El arte comienza a flotar
Por tvtotalchile · 20 Julio 2026 · 4 min lectura
El "arte en gravedad cero" explora cómo la falta de peso cambia la creación artística. Los artistas usan vuelos especiales para eliminar el peso. En este estado, los objetos flotan y los líquidos forman esferas. Esto permite nuevas formas de escultura, pintura y danza que no son posibles en la Tierra.
Durante siglos, el arte ha estado condicionado por una fuerza invisible: la gravedad. Cada pincelada, cada escultura y cada edificio han sido concebidos para un mundo donde todo cae hacia el suelo. Pero eso está comenzando a cambiar.
Creando donde nada cae
Con el avance de las misiones lunares y los futuros asentamientos humanos fuera de la Tierra, surge una disciplina completamente nueva: la astro-estética, un campo donde el arte y la exploración espacial convergen para imaginar cómo será la creatividad en otros mundos.
En gravedad cero, la pintura ya no escurre sobre un lienzo y las esculturas pueden ocupar el espacio en tres dimensiones sin depender de una base.

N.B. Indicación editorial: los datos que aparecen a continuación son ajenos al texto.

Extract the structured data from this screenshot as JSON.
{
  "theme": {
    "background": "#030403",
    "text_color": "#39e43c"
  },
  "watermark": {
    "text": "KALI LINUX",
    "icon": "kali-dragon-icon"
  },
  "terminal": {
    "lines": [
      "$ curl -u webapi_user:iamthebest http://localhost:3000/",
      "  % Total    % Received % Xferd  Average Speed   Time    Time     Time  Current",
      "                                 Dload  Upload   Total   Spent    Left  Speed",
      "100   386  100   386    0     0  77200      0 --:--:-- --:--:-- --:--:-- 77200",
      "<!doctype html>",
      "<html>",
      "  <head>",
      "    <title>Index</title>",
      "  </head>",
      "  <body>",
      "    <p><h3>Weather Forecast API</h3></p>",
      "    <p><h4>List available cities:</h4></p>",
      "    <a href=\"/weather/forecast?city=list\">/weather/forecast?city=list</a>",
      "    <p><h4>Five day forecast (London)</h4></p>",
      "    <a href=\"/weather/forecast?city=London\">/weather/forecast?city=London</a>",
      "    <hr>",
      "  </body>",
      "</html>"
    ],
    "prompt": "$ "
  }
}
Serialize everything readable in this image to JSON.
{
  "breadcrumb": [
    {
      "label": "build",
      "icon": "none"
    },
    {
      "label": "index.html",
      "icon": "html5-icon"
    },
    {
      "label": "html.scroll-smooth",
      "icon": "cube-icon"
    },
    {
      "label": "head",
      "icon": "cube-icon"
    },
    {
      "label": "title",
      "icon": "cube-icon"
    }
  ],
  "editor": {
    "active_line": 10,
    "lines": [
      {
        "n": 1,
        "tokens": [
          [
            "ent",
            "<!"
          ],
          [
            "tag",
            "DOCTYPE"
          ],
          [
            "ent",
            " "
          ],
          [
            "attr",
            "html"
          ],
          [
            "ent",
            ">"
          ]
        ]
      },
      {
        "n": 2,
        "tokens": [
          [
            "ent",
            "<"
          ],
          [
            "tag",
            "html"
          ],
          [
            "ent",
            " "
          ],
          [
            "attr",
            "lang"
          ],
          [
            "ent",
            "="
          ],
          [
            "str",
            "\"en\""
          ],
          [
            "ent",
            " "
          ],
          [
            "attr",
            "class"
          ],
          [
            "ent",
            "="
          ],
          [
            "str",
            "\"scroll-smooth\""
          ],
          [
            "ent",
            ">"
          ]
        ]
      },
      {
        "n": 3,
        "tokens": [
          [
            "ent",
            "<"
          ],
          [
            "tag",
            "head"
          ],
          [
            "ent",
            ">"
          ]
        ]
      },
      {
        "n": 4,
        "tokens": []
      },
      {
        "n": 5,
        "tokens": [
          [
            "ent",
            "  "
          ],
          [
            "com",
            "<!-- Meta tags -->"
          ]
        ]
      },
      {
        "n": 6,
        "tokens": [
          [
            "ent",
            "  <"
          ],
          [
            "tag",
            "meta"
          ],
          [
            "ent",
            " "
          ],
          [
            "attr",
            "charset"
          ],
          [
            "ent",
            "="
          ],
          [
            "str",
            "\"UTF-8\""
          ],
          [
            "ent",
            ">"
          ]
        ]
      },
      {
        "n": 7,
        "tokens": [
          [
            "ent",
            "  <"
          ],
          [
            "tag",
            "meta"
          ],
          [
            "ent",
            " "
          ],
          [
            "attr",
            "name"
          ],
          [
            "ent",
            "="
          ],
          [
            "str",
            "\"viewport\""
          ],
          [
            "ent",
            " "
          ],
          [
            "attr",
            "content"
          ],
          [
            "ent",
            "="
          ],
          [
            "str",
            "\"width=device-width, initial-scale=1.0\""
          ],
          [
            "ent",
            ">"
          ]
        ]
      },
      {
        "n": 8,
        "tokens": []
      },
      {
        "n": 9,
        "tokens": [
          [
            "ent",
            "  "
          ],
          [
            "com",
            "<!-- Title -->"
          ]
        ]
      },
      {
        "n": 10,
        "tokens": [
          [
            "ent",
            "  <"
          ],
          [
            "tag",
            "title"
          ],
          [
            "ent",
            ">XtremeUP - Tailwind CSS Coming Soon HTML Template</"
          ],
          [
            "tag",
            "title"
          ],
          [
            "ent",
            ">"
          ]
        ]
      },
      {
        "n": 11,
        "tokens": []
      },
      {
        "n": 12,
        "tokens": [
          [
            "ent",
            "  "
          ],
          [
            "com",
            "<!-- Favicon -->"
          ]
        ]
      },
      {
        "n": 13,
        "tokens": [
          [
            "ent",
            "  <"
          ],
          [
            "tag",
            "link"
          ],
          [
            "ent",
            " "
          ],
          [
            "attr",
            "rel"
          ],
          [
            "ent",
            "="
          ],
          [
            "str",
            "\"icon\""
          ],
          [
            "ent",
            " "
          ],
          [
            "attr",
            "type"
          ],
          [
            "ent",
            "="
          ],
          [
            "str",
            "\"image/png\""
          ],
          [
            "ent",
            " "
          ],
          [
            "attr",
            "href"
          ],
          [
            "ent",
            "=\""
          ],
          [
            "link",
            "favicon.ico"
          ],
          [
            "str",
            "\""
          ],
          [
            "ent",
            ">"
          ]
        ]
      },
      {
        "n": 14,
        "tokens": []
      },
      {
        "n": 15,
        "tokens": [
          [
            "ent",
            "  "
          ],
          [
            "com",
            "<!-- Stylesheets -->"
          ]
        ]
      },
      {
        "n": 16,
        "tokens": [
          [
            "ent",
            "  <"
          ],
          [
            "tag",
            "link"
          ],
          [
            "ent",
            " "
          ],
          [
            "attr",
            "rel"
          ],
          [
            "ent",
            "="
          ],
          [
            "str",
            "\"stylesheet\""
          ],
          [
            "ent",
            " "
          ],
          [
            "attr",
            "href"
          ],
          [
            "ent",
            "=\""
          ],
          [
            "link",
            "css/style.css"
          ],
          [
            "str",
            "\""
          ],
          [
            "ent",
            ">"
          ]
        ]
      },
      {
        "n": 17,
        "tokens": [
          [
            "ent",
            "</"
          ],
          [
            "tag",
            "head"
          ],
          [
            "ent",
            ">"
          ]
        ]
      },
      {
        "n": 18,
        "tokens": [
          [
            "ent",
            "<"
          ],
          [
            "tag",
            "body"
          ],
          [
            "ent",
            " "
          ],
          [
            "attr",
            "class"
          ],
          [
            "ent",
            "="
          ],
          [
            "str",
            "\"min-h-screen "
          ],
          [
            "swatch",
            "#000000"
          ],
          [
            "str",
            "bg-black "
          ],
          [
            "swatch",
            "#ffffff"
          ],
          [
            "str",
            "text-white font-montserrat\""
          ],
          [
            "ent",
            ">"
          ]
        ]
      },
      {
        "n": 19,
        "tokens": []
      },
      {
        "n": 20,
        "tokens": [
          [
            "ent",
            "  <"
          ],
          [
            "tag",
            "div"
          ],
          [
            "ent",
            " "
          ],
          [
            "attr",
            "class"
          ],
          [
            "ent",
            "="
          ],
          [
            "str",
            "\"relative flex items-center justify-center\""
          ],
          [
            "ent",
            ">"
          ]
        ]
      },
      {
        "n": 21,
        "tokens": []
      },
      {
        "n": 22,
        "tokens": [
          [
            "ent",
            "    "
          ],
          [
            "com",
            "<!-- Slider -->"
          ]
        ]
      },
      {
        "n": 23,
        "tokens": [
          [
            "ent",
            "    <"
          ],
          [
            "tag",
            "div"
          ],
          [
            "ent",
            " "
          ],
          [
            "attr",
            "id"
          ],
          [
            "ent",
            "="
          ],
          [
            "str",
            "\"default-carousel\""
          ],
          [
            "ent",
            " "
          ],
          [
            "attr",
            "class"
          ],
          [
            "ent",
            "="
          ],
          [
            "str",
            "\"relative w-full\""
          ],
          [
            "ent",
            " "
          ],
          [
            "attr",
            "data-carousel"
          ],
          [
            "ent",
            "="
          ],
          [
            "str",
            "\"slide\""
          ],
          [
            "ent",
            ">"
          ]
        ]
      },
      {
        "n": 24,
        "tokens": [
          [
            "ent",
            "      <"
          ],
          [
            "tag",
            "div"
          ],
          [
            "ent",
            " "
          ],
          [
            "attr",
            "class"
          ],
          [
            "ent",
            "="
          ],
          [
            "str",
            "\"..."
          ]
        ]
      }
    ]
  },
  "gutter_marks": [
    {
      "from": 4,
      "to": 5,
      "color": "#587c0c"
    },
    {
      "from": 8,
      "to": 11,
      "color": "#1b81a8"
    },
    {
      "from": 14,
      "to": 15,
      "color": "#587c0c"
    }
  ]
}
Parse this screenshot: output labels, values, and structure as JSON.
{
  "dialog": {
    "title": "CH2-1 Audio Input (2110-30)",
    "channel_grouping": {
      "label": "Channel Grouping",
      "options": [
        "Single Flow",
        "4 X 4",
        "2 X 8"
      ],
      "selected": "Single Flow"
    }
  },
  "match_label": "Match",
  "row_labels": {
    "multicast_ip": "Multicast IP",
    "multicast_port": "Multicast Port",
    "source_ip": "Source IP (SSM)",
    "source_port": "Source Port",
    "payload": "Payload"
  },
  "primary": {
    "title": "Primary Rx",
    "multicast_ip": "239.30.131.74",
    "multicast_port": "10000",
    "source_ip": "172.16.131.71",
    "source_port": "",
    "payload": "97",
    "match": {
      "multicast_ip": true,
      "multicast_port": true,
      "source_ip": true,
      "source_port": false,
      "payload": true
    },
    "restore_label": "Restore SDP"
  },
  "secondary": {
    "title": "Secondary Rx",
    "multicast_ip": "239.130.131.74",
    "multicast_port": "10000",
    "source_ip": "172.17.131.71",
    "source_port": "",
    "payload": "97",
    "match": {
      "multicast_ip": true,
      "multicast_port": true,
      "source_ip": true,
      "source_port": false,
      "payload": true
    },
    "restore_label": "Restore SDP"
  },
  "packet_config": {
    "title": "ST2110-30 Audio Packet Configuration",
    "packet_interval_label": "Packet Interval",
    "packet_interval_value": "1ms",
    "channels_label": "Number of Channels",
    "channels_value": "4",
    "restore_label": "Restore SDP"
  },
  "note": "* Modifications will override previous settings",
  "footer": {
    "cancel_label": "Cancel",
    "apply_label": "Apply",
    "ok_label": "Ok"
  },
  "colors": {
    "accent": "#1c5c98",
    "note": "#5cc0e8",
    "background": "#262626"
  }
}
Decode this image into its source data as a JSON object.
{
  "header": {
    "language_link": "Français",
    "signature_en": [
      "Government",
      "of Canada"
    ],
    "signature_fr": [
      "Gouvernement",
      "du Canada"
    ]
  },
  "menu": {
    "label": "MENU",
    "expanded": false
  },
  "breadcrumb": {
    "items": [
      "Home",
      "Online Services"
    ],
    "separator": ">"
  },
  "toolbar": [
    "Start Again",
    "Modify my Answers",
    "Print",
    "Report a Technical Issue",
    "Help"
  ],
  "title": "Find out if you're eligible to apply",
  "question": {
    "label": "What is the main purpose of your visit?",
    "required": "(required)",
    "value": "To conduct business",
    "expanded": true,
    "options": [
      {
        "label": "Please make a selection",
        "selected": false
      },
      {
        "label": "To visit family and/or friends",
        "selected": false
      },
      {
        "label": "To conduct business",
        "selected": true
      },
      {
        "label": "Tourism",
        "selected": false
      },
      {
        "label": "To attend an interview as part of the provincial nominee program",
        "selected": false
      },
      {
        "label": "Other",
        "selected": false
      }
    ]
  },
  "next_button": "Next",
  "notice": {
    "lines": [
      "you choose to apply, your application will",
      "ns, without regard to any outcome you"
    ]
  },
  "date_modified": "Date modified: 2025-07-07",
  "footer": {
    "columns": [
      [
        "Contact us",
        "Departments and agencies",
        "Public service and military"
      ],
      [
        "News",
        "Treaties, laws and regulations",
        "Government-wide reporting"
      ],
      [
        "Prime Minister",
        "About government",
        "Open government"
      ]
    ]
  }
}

La luz también cambia las reglas. En Marte, por ejemplo, el cielo rojizo y una atmósfera distinta modifican la forma en que percibimos los colores y las sombras, obligando a los artistas a replantear su lenguaje visual.
Pero el desafío va mucho más allá de la expresión artística. Diversos investigadores sostienen que el arte será una herramienta fundamental para preservar la salud mental de quienes vivan durante meses o años lejos de la Tierra. Espacios habitables con iluminación, formas, colores y obras diseñadas para reducir el estrés podrían convertirse en un elemento tan importante como el oxígeno o el agua.
La revolución del arte espacial
Así nacen los primeros astronautas-artistas y diseñadores espaciales, profesionales que combinan creatividad, ingeniería y psicología para construir entornos capaces de inspirar y contener emocionalmente a futuras generaciones de exploradores.
La experiencia también comienza a llegar a nuestros teléfonos. Gracias al acelerómetro y al giroscopio del móvil, algunas obras digitales reaccionan al movimiento del dispositivo, dando la sensación de flotar en gravedad cero. Es una pequeña muestra de cómo podría sentirse el arte en el espacio.
Quizás el próximo gran museo de la humanidad no esté en París, Nueva York o Santiago, sino orbitando la Tierra o instalado bajo el cielo rojizo de Marte.